The Managing Director of Financial Derivatives Company Limited, Bismarck Rewane, at the Parthian Partners 2024 Economic Outlook event projected a decline in inflation.

He said, “Inflation is likely to drop in 2024 and could go as low as 17 per cent in 2025. Once inflation begins to decline, the exchange rate naturally appreciates because the exchange rate pass-through starts slowing down.”

On the investor appetite, Rewane said, “Investors are expected to deepen positions in securities that offer higher yields and companies with quality cash flows and realistic earnings goals.”

Meanwhile, the Head of Research at Parthian Securities, Seun Dosunmu, advised investors to expect a high interest rate environment, recapitalisation of the banking industry, capital raising by some listed companies, mergers and acquisitions in the banking industry, prospective energy capacity increase, among other factors.

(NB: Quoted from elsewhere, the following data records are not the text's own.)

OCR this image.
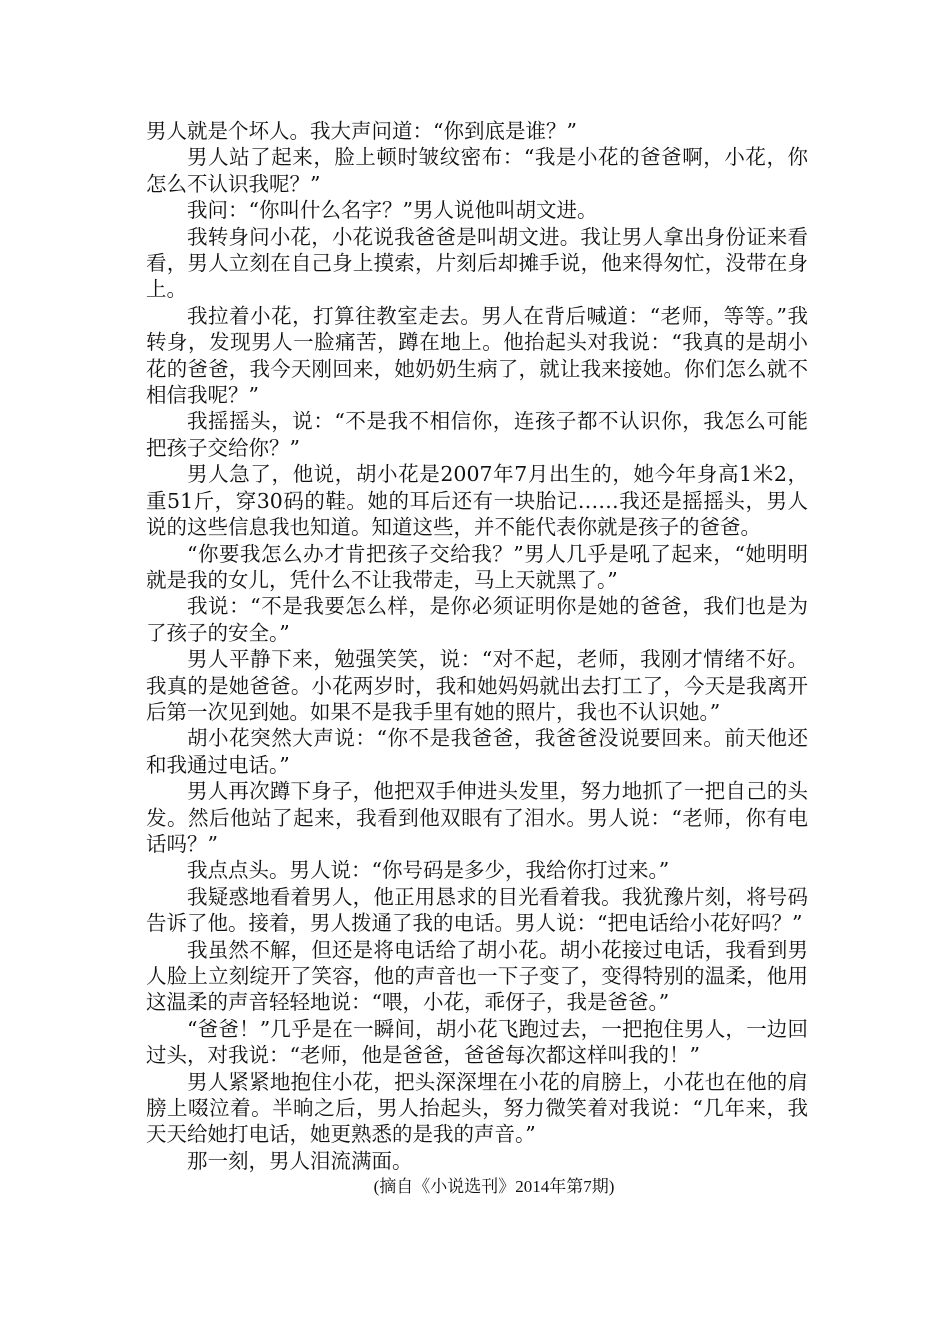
男人就是个坏人。我大声问道：“你到底是谁？”

男人站了起来，脸上顿时皱纹密布：“我是小花的爸爸啊，小花，你怎么不认识我呢？”

我问：“你叫什么名字？”男人说他叫胡文进。

我转身问小花，小花说我爸爸是叫胡文进。我让男人拿出身份证来看看，男人立刻在自己身上摸索，片刻后却摊手说，他来得匆忙，没带在身上。

我拉着小花，打算往教室走去。男人在背后喊道：“老师，等等。”我转身，发现男人一脸痛苦，蹲在地上。他抬起头对我说：“我真的是胡小花的爸爸，我今天刚回来，她奶奶生病了，就让我来接她。你们怎么就不相信我呢？”

我摇摇头，说：“不是我不相信你，连孩子都不认识你，我怎么可能把孩子交给你？”

男人急了，他说，胡小花是2007年7月出生的，她今年身高1米2，重51斤，穿30码的鞋。她的耳后还有一块胎记……我还是摇摇头，男人说的这些信息我也知道。知道这些，并不能代表你就是孩子的爸爸。

“你要我怎么办才肯把孩子交给我？”男人几乎是吼了起来，“她明明就是我的女儿，凭什么不让我带走，马上天就黑了。”

我说：“不是我要怎么样，是你必须证明你是她的爸爸，我们也是为了孩子的安全。”

男人平静下来，勉强笑笑，说：“对不起，老师，我刚才情绪不好。我真的是她爸爸。小花两岁时，我和她妈妈就出去打工了，今天是我离开后第一次见到她。如果不是我手里有她的照片，我也不认识她。”

胡小花突然大声说：“你不是我爸爸，我爸爸没说要回来。前天他还和我通过电话。”

男人再次蹲下身子，他把双手伸进头发里，努力地抓了一把自己的头发。然后他站了起来，我看到他双眼有了泪水。男人说：“老师，你有电话吗？”

我点点头。男人说：“你号码是多少，我给你打过来。”

我疑惑地看着男人，他正用恳求的目光看着我。我犹豫片刻，将号码告诉了他。接着，男人拨通了我的电话。男人说：“把电话给小花好吗？”

我虽然不解，但还是将电话给了胡小花。胡小花接过电话，我看到男人脸上立刻绽开了笑容，他的声音也一下子变了，变得特别的温柔，他用这温柔的声音轻轻地说：“喂，小花，乖伢子，我是爸爸。”

“爸爸！”几乎是在一瞬间，胡小花飞跑过去，一把抱住男人，一边回过头，对我说：“老师，他是爸爸，爸爸每次都这样叫我的！”

男人紧紧地抱住小花，把头深深埋在小花的肩膀上，小花也在他的肩膀上啜泣着。半晌之后，男人抬起头，努力微笑着对我说：“几年来，我天天给她打电话，她更熟悉的是我的声音。”

那一刻，男人泪流满面。

(摘自《小说选刊》2014年第7期)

He also mentioned some likely listings for 2024, including Dangote Foods, Dangote Refinery, and NNPC.

At the 2023 African Economic and Capital Markets Conference organised by Vetiva Capital Management Limited, the Head of Research at Vetiva Capital, Luke Ofojebe, stated that the dominance of local investors in the market may persist into the new year.

He said, “So far this year, the markets have been dominated by local investors as foreign investors are not looking at coming in due to currency instability. Looking at the performance of the market, we have seen declining margins as a result of high operating costs due to the removal of the fuel subsidy and high energy costs due to the hike in electricity tariffs leading to inflationary pressure.

“However, the hawkish stance of the Central Bank of Nigeria has resulted in higher interest income for banks. We expect this trend to continue into 2024 as the CBN is expected to sustain the fight against inflation.

 “Also, we are now seeing that the US Federal Reserve will continue its rate hike into the first half of 2024. So, we will see capital flight. Currency weakness is still a major concern. We will see a downward trend till the first half of 2024, until a dovish move from the US Fed in the second half of 2024, and then we may begin to see an appreciation.”

On ways to shore up the value of the naira, Ofojebe said, “If the government wants foreign investors to come into the market, it needs to solidify the source of forex receipts which is oil in this case. The government needs to ramp up oil production to about 1.8mbpd to strengthen the naira.”